En plus de fulminer contre le « rideau de fer », Churchill s’est déchaîné contre « les partis communistes ou les cinquièmes colonnes » qui, selon lui, « constituent un défi et un danger croissants pour la civilisation chrétienne ». Établissant un faux parallèle avec la politique d’apaisement enver Hitler avant la Deuxième Guerre mondiale, Churchill a ouvertement préconisé un renforcement de la puissance militaire contre l’Union soviétique parce qu’en traitant avec les Soviétiques il s’était convaincu « qu’il n’y a rien qu’ils admirent autant que la force et rien qu’ils respectent moins que la faiblesse, surtout la faiblesse militaire ». Le dirigeant soviétique Joseph Staline a répondu à ce discours en le qualifiant à juste titre d’« appel à la guerre » et a condamné la sanctification des « nations de langue anglaise » de Churchill comme étant une théorie raciale impérialiste. Staline a défendu l’amitié soviétique avec les États d’Europe orientale, que l’Armée rouge avait aidé à libérer du joug nazi, comme étant une garantie nécessaire contre une autre invasion. Il a accusé avec raison Churchill de vouloir installer des gouvernements antisoviétiques en Europe orientale.

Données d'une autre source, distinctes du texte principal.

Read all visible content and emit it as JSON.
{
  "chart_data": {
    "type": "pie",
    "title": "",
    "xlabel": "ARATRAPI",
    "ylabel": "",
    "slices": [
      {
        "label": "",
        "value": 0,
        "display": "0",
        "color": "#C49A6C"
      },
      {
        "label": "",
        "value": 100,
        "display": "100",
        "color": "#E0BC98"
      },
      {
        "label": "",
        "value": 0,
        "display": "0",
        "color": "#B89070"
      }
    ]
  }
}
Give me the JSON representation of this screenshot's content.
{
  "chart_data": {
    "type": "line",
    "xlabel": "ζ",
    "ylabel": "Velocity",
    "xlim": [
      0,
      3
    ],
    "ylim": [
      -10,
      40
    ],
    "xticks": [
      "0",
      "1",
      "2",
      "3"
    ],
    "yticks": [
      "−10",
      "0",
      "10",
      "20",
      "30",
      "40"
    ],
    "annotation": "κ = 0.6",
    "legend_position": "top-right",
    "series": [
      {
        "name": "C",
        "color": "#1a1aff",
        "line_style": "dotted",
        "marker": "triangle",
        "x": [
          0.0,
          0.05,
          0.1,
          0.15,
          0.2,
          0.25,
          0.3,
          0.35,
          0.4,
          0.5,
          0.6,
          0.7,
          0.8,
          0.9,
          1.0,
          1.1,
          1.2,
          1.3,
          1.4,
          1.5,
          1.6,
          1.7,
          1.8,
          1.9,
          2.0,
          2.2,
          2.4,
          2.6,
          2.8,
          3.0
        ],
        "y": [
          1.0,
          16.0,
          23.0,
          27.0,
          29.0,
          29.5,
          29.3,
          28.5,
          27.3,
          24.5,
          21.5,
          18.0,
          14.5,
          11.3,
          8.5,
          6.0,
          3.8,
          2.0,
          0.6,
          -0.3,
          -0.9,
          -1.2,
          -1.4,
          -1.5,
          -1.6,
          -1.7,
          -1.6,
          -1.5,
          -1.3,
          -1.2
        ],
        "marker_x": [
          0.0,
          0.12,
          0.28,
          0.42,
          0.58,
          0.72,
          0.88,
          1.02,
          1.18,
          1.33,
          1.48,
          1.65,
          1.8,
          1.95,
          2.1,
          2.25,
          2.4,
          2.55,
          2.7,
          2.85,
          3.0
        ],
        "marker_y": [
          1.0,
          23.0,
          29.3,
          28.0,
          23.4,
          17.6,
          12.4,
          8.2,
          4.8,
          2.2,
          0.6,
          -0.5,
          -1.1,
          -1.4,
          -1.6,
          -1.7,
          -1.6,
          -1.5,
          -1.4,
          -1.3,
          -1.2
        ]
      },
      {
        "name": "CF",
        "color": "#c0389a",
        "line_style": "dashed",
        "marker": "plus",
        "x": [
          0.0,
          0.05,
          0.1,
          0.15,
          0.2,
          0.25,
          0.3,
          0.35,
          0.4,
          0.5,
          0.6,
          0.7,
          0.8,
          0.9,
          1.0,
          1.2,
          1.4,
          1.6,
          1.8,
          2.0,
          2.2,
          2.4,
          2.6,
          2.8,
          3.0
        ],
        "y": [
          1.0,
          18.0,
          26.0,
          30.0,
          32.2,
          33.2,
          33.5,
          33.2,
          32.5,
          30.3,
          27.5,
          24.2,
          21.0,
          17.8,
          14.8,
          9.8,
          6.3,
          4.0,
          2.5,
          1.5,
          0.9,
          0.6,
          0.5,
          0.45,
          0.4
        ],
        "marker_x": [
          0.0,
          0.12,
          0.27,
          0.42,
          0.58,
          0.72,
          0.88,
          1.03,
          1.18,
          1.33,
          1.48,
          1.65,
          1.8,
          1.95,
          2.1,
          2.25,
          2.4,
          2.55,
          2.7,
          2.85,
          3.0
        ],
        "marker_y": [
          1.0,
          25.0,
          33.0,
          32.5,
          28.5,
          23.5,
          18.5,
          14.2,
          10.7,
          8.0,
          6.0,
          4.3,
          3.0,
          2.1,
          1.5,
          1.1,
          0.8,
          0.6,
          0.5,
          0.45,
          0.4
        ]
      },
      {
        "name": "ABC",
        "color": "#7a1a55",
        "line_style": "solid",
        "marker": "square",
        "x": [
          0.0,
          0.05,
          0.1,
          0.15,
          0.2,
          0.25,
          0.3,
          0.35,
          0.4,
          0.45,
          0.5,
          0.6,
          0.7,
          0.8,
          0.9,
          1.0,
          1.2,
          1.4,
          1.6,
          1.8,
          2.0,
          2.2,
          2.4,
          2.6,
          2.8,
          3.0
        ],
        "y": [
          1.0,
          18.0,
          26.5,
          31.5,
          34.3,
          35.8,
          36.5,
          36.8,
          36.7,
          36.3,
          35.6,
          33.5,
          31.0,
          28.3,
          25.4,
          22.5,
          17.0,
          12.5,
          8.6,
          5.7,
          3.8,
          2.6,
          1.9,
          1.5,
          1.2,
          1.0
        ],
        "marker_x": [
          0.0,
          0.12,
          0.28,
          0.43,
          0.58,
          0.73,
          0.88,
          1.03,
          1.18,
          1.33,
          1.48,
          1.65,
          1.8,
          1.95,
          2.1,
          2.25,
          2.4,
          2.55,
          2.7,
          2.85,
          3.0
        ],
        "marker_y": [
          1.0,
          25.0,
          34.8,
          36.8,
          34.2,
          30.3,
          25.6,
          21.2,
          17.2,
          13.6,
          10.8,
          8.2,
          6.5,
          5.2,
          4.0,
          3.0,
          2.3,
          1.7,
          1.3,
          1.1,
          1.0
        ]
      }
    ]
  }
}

L’Union soviétique a joué un rôle capital dans la libération des peuples du monde du joug nazi. Son assistance aux guerres de libération nationale en Europe et en Asie la démarque de ses anciens alliés, les États-Unis et la Grande-Bretagne qui voulaient continuer à poursuivre leur objectif de décider du sort du monde entier. Pour justifier l’abandon de la cause pour laquelle les peuples avaient tant sacrifié, les deux pays ont lancé la guerre froide et construit des blocs impérialistes interétatiques, antisoviétiques comme l’OTAN. Ils ont présenté le soutien soviétique aux luttes de libération nationale antifascistes, aux luttes anticoloniales et aux luttes pour l’émancipation de la classe ouvrière comme un complot communiste pour conquérir le monde entier, et ont appelé à « l’endiguement du communisme », puis au « refoulement » du communisme. Ils ont adopté les méthodes de désinformation mises au point par Goebbels et les hitlériens pendant la guerre pour justifier leurs crimes contre les peuples du monde dans l’après-guerre, par exemple, les massacres des révolutionnaires grecs et l’agression contre la Corée.
Aujourd’hui, alors que la guerre froide a pris fin « officiellement » en 1991 avec la « chute » de l’Union soviétique, les États-Unis, la Grande-Bretagne, le Canada et d’autres pays font perdurer son héritage. Les États-Unis et leurs laquais continuent de diaboliser la Russie, ils la rendent responsable de tous les problèmes dans le monde. Le Canada est toujours membre de l’OTAN, qui est un vestige de la guerre froide. Au lieu de poursuivre des politiques indépendantes qui servent l’intérêt des Canadiens, les cercles dirigeants canadiens se plient toujours au diktat des États-Unis et cherchent à mobiliser le peuple du côté des intérêts géopolitiques des grandes puissances. Au Canada, le gouvernement Trudeau maintient les projets ouvertement anticommunistes de Harper comme le Monument aux victimes du communisme complètement discrédité et le Jour du ruban noir fasciste qui ont comme but d’assimiler le communisme au nazisme. Mais le peuple du Canada et les peuples du monde ne sont pas dupes de ces tentatives de maintenir en vie le cadavre du rideau de fer de Churchill et Goebbels. Ils savent qui sont les véritables ennemis des peuples et ils luttent contre eux par leurs actes de résistance dans le monde entier.